Meski begitu, banyak juga di antaranya yang menjelaskan bahwa pada dasarnya potensi bencana di wilayah calon ibu kota baru itu tergolong kecil dan seharusnya bisa diminimalisir, terutama apabila sudah dilakukan kajian, hingga dibuat rancangan dan pengelolaan yang baik sejak awal. Suara.com pun coba meminta pandangan dari Badan Nasional Penanggulangan Bencana (BNPB) mengenai ini, melalui Bernardus Wisnu Widjaja M.Sc yang menjabat Deputi Bidang Sistem dan Strategi BNPB.
Berikut petikan penjelasan dari Bernardus Wisnu Widjaja terkait analisis kebencanaan di wilayah calon ibu kota baru tersebut.
Baca Juga: Dahlan: Ibu Kota Baru Begitu Cepat, Saya Pembenci Birokrasi Sangat Senang
Bisa Anda jelaskan bagaimana potensi ancaman bencana alam di wilayah calon ibu kota baru?
Kalau kita lihat dari sisi bencana geologi, vulkanologi, tidak ada gunung berapi di wilayah calon ibu kota baru. Gunung ada, tetapi tidak gunung api aktif. Sedangkan dari sisi tektonik, potensi tsunami ada, tetapi rendah, mungkin karena pengaruh aktivitas tektonik pulau di Sulawesi.
Sedangkan dari sisi bencana hidrometeorologi, seperti potensi banjir, ada namun tidak signifikan. Artinya potensi banjir bisa kita kelola risikonya dengan mematuhi rencana tata ruang. Kita ikuti saja aturan, sesuai sepadan sungai. Semua daerah pasti ada risiko bencana. Kalau bisa dikurangi risikonya. Jadi secara umum wilayah calon Ibu Kota baru itu aman.
Bencana hidrometeorologi adalah bencana alam yang terjadi sebagai dampak dari fenomena iklim dan cuaca, seperti angin kencang, hujan lebat dan gelombang tinggi, sehingga menimbulkan banjir.

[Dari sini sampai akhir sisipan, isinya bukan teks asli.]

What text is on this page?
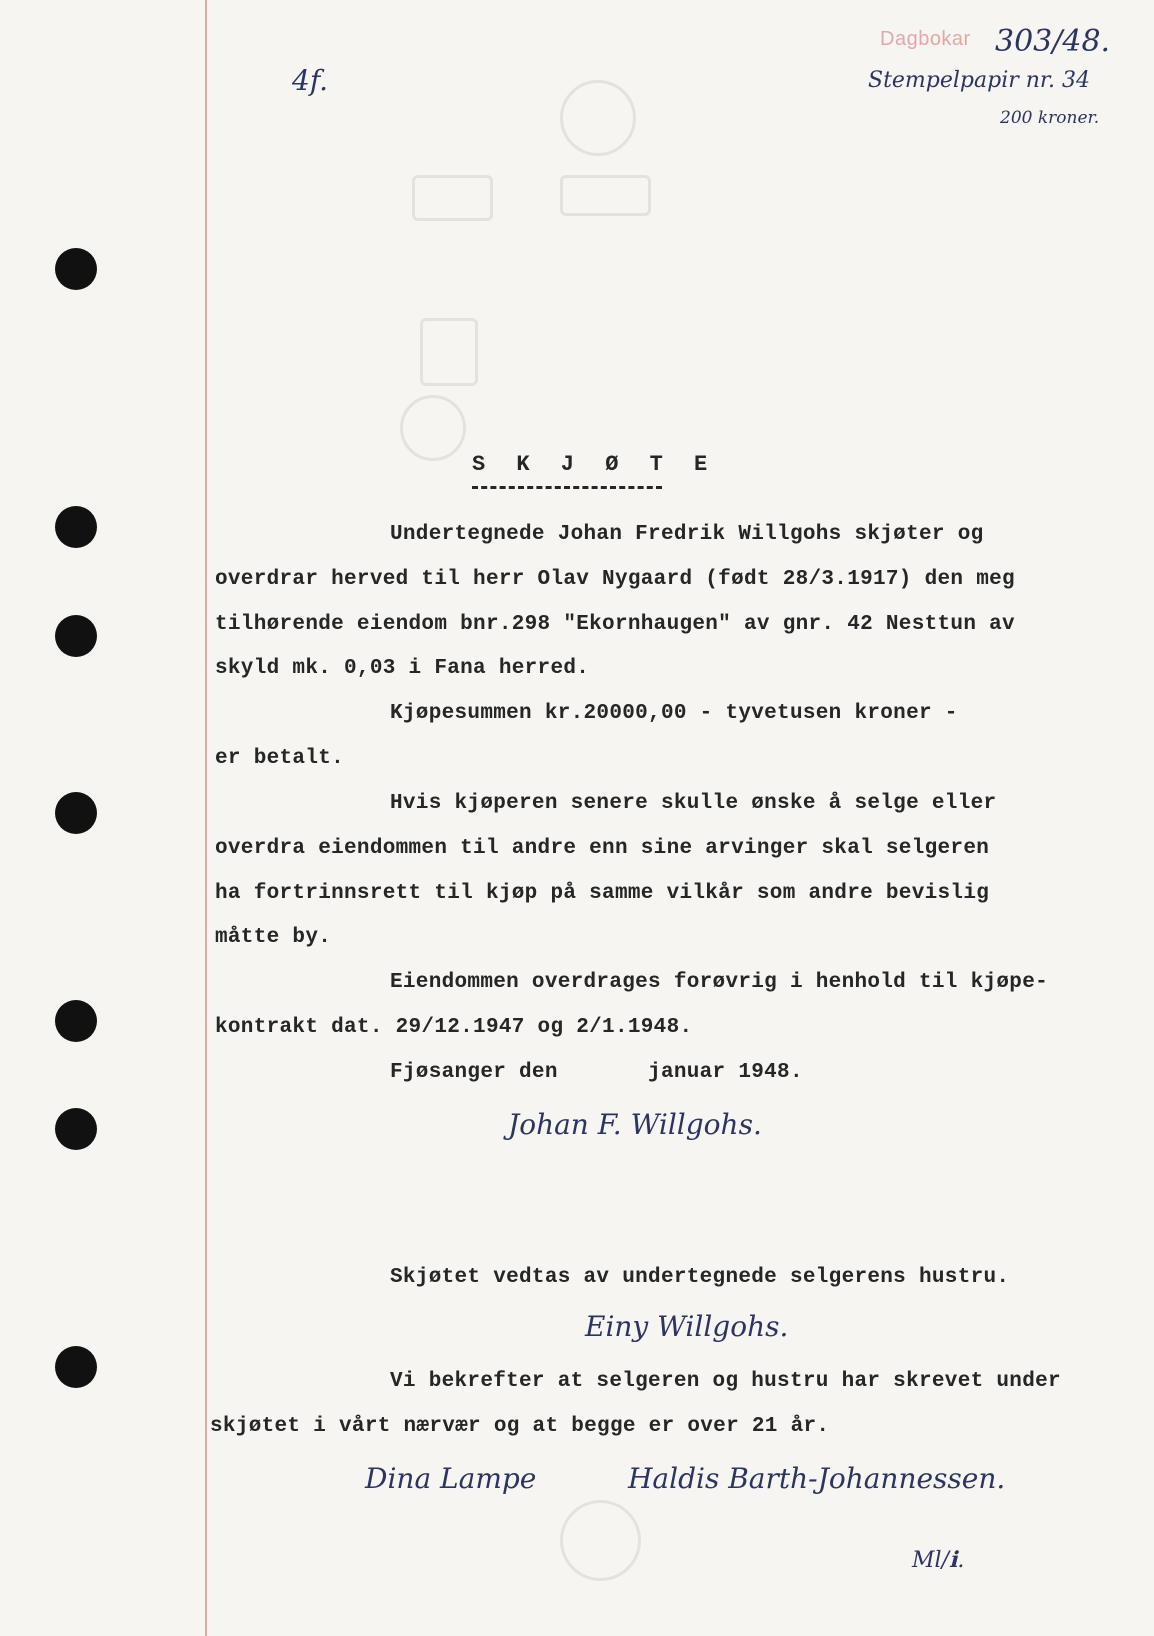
Dagbokar 303/48.
Stempelpapir nr. 34
200 kroner.
4f.
S K J Ø T E
Undertegnede Johan Fredrik Willgohs skjøter og
overdrar herved til herr Olav Nygaard (født 28/3.1917) den meg
tilhørende eiendom bnr.298 "Ekornhaugen" av gnr. 42 Nesttun av
skyld mk. 0,03 i Fana herred.
Kjøpesummen kr.20000,00 - tyvetusen kroner -
er betalt.
Hvis kjøperen senere skulle ønske å selge eller
overdra eiendommen til andre enn sine arvinger skal selgeren
ha fortrinnsrett til kjøp på samme vilkår som andre bevislig
måtte by.
Eiendommen overdrages forøvrig i henhold til kjøpe-
kontrakt dat. 29/12.1947 og 2/1.1948.
Fjøsanger den       januar 1948.
Johan F. Willgohs.
Skjøtet vedtas av undertegnede selgerens hustru.
Einy Willgohs.
Vi bekrefter at selgeren og hustru har skrevet under
skjøtet i vårt nærvær og at begge er over 21 år.
Dina Lampe	Haldis Barth-Johannessen.
Ml/ℹ.
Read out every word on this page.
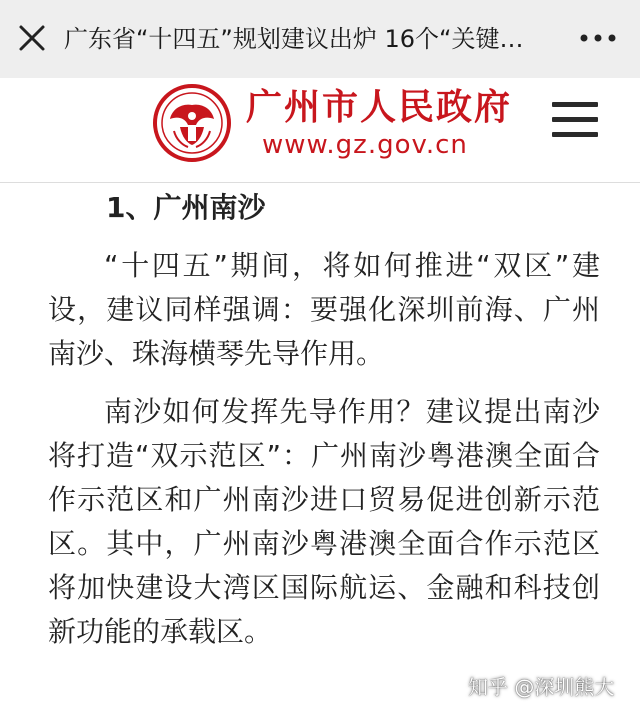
广东省“十四五”规划建议出炉 16个“关键…
广州市人民政府
www.gz.gov.cn
1、广州南沙

“十四五”期间，将如何推进“双区”建设，建议同样强调：要强化深圳前海、广州南沙、珠海横琴先导作用。

南沙如何发挥先导作用？建议提出南沙将打造“双示范区”：广州南沙粤港澳全面合作示范区和广州南沙进口贸易促进创新示范区。其中，广州南沙粤港澳全面合作示范区将加快建设大湾区国际航运、金融和科技创新功能的承载区。

知乎 @深圳熊大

Jadi seharusnya tidak ada itu bencana alam. Bencana itu terjadi kan karena manusianya yang men-trigger.
Baca Juga: Jhon Gobai: Penyebutan "Monyet Papua" Bagian dari Penjajahan Berkepanjangan
Di mana saja titik yang berpotensi banjir di wilayah ibu kota baru itu?
Titiknya ada di perbatasan antara Penajam dan Kutai Kartanegara. Wilayahnya itu dekat pantai. Jadi yang perlu diperhatikan ke depan dalam pembangunan ibu kota baru ini adalah tata ruangnya. Jadi harus dibedakan antara banjir dan bencana banjir. Bencana banjir itu kan disebabkan karena perilaku manusianya. Jadi nanti di ibu kota baru itu, perlu diedukasi juga masyarakatnya, jangan ada lagi perilaku membuang sampah sembarangan dan tidak ramah lingkungan.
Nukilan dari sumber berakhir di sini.